Creating a long-term vision that encompasses prioritization and planning should be the OpenStack Board's goal. Developers, operators and end users -- not corporations – should be OpenStack's owners. The user and development committee would focus on end-user needs and requirements. The board and technical committee would work on prioritization and road map. Operators would provide architectural oversight.

Bias' model makes a stew of independent, corporate and vendor developers, a recipe that has worked for Linux and open source initiatives and so far for OpenStack, which was initiated to give developers an open source platform for hybrid IaaS development.
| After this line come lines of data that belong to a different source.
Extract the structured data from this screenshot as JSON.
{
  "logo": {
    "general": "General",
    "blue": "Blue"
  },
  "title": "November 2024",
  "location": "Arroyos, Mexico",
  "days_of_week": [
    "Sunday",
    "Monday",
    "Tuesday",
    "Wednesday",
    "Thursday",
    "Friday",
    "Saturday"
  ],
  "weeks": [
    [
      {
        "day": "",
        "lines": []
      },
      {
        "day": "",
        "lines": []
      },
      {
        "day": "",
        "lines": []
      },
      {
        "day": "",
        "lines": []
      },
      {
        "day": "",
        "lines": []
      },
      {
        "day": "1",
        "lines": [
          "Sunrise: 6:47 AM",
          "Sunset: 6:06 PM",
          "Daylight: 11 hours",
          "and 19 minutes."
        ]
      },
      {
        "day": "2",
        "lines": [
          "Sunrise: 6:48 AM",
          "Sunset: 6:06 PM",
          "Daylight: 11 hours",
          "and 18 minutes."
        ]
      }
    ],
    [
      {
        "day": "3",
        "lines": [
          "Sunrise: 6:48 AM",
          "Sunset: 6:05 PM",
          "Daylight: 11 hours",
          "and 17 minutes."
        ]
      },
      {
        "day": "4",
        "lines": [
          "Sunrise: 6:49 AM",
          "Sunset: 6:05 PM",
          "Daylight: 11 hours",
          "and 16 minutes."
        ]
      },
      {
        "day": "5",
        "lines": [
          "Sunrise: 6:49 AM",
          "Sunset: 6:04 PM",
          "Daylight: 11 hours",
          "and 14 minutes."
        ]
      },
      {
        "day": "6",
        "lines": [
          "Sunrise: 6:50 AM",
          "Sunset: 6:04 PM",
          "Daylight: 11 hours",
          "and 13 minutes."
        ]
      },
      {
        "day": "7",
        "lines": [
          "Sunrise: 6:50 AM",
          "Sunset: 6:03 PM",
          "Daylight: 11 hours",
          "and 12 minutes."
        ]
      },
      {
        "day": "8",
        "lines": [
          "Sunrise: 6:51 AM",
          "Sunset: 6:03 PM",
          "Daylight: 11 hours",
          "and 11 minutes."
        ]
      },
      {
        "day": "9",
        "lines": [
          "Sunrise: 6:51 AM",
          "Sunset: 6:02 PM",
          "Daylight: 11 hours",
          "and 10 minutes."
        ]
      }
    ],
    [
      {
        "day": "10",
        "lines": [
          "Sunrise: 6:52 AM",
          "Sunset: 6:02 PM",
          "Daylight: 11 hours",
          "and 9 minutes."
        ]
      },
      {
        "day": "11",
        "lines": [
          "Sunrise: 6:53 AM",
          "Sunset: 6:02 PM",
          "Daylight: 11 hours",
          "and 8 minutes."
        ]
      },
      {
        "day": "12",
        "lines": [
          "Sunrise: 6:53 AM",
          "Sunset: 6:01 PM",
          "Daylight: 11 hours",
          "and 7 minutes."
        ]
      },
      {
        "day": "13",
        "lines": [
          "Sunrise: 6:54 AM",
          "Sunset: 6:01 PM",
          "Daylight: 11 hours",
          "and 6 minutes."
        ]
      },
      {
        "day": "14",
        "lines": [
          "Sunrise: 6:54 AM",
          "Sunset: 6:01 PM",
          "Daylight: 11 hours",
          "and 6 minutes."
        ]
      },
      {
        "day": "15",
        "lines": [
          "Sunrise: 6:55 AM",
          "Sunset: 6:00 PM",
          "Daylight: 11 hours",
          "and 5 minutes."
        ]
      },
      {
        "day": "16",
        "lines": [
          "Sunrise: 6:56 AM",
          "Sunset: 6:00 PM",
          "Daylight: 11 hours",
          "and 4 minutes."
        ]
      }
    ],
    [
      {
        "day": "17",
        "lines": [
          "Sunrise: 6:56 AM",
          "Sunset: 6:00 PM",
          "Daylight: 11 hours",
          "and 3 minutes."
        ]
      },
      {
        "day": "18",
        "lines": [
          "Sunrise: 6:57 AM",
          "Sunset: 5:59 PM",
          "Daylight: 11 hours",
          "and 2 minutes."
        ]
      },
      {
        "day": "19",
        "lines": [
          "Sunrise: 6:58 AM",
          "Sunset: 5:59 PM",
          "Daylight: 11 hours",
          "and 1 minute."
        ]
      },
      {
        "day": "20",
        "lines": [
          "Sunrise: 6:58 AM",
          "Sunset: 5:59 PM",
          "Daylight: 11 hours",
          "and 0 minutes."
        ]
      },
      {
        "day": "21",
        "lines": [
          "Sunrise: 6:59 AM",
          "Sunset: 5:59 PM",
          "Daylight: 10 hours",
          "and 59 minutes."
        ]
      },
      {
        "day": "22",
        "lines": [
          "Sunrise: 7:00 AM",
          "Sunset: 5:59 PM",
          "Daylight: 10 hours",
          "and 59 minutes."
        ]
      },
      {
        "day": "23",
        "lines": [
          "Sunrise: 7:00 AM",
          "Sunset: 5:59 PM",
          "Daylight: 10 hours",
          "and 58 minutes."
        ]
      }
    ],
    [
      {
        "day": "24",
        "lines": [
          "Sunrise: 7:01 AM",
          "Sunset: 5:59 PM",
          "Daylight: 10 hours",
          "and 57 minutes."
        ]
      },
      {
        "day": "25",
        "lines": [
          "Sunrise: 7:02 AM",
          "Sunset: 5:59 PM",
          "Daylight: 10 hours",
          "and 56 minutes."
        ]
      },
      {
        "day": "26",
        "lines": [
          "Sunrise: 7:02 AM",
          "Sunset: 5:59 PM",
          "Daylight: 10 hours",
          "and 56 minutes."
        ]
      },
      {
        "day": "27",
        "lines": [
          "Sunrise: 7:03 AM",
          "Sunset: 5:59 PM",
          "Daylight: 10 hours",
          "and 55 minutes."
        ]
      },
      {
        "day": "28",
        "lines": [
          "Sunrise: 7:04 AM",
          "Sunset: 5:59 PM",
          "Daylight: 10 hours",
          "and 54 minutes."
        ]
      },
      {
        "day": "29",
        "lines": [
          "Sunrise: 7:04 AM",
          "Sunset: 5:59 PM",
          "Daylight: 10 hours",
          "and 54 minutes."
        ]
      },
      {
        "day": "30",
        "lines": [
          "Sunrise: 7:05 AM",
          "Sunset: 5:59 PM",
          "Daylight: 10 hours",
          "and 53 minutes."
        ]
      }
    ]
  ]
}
The OpenStack soup is simmering along now with such collaborations, backed by such commercial open source players as Red Hat Inc. and traditional proprietary vendors like HP. Vendor and independent supporters of OpenStack must work together to solve common problems, Donaldson said. If everyone rows together, the initiative can get acceleration. "If we're out of sync, we’ll go in circles."

At the end of the day, most OpenStack supporters' eyes turned to The OpenStack Foundation for leadership. Whether the Foundation adopts Bias’ model or another, OpenStack’s constituents must move now to creates and maintain a product strategy. As Bias said, "Somebody must own product leadership. Period."